ナマステ!みんな元気?カメレルネフチのお父様も国王なんだね。僕と同じだ!って嬉しかった。

ケンは「ピカチュウ」が好きなんだね。それはお菓子の名前?わたしは「ラパトゥー」が好き。お米とココナッツが入っていて、とても甘くて、うっとりする香りがする。だから春の宮殿にも、夏の宮殿にも、秋の宮殿にも、冬の宮殿にも、黄金の皿に天井まで積み上げている。

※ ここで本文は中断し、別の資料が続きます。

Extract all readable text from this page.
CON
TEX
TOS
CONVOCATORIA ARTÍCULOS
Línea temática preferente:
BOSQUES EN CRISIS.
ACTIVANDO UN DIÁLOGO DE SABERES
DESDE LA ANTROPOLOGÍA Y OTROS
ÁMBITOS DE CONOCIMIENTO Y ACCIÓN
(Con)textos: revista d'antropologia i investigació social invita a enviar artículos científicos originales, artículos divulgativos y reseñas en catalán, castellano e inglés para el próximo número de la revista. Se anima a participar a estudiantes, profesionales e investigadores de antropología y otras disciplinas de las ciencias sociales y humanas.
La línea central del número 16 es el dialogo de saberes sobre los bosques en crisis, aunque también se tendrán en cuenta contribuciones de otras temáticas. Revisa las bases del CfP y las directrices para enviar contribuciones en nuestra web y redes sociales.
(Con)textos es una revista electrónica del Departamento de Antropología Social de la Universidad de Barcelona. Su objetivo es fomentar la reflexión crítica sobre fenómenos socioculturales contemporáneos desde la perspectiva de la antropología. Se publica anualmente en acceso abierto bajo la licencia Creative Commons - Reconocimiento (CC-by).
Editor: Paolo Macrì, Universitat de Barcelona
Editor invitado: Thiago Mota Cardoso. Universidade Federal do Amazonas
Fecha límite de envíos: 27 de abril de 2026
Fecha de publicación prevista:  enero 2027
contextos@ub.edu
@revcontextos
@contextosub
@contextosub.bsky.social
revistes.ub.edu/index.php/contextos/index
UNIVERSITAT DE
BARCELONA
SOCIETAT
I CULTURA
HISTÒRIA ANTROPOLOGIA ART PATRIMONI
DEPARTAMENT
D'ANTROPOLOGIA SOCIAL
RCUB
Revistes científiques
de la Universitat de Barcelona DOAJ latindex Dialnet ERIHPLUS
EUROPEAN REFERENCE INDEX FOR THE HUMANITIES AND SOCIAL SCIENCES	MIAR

ベンジャミンは新聞配達のお仕事をしていると手紙に書いてあったけれど、カーストは奴隷なの?だったらお父様に、ベンジャミンをわたしの従者にしても良いか聞いてみても良いかな?わたしの国にはダイアナ妃はいないけれど、マーヤー妃の妹でも良かったら…。

ところで、明日はわたしの誕生日です。生まれて初めて宮殿の外に出るのです。外はどんな世界なのだろう。わくわくして近ごろは毎日眠れません。

町の様子を見た感想を手紙に書きますね。ではまたね。わたしのパスワードは「地を」です。

四月七日 ゴータマ・シッタールタ

春の宮殿の紺碧と紅の細かい刺繍に彩られた絨毯なの上で羽を休める禿鷲の足に、手紙の入った硝子の瓶を括り付ける。

「よろしくたのむよ。サータータ。このテがを拾ったところへまた運んでおくれ」

禿鷲は石柱の外へふわりと大きく、青空を背にゆっくりと弧を描く。そしてまたひとつ弧を描いてから、熱風の中をガンジス川へと向かい、やがてみえなくなった。